Metode pemidanaan diubah dengan metode mediasi antara pihak berwajib, korban, dan pelaku untuk mendapatkan keadilan yang seimbang antara kedua pihak. 

Keadilan restorasi meliputi pemulihan hubungan antara korban dan pelaku. Pemulihan hubungan didasarkan atas kesepakatan bersama antara korban dan pelaku.

Pihak korban dapat menyampaikan mengenai kerugian yang dideritanya dan pelaku diberi kesempatan untuk menebusnya, melalui mekanisme ganti rugi, perdamaian, kerja sosial, maupun kesepakatan-kesepakatan lainnya

Pendekatan ini sangat penting khususnya dalam kasus tindak pidana ringan, mengapa demikian? Sekali lagi, seperti yang gue bilang pemidanaan tidak efektif untuk semua tindak pidana dan hanya akan membuat lapas menjadi over capacity

Jadi, untuk kasus-kasus yang sifatnya ringan dan tidak menimbulkan ancaman pada masyarakat, metode restorative justice sebaiknya diterapkan. Perlu diingat juga, metode ini hanya dilakukan bagi tindak pidana yang tidak membahayakan umum. 

Selain pencurian ringan, pencemaran nama baik melalui media sosial juga harus diselesaikan dengan metode ini.
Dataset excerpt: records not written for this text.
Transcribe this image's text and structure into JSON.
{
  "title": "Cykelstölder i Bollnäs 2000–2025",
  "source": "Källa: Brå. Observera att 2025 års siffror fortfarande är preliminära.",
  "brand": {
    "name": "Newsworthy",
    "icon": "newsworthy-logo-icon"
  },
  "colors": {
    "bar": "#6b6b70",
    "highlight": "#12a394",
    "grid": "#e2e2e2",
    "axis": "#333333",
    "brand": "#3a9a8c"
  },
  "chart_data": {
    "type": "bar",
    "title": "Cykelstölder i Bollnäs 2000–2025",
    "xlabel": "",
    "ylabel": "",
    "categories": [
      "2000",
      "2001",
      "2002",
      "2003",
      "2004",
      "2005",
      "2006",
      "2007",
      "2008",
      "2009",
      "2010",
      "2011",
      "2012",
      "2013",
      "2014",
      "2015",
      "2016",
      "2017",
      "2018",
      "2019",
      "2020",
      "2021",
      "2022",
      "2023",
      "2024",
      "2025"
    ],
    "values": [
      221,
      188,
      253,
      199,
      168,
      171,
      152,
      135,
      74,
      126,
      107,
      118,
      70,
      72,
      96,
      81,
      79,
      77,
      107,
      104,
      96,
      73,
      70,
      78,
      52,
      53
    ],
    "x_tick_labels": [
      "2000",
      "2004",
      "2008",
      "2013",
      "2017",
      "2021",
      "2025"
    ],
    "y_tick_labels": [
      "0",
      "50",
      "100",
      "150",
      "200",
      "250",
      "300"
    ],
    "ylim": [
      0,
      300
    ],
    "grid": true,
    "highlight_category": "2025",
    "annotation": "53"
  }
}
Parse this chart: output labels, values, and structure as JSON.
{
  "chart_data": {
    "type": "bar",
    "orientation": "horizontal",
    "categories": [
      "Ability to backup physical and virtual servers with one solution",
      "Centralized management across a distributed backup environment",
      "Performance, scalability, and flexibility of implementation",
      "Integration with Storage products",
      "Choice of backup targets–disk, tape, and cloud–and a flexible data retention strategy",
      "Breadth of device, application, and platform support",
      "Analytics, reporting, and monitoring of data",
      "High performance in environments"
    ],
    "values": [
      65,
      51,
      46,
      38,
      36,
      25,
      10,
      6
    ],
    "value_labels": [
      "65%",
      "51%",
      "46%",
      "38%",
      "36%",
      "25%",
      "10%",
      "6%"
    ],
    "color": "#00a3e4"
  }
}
Hal itu ditegaskan dalam Surat Edaran (SE) Nomor SE/2/II/2021 tentang Kesadaran Budaya Beretika Untuk Mewujudkan Ruang Digital Indonesia yang Bersih, sehat, dan Produktif.

Jadi, restorative justice adalah upaya penyelesaian pidana yang menguntungkan kedua pihak. Cara tersebut bisa dengan ditempuh jalan perdamaian atau ganti kerugian, sehingga kasus selesai di kepolisian dan tidak diajukan ke persidangan. 

Ke depannya, kasus ringan seperti mencuri ayam, ponsel untuk sekolah daring, diselesaikan dengan jalan restorative justice. Sehingga keadilan itu menjadi lebih seimbang antara korban dan pelaku.

Tapi ingat, restorative justice hanya berlaku untuk tindak pidana yang sifatnya ringan dan tidak membahayakan masyarakat. Jika kasus perkosaan memakai metode ini, kacau jadinya. (*/)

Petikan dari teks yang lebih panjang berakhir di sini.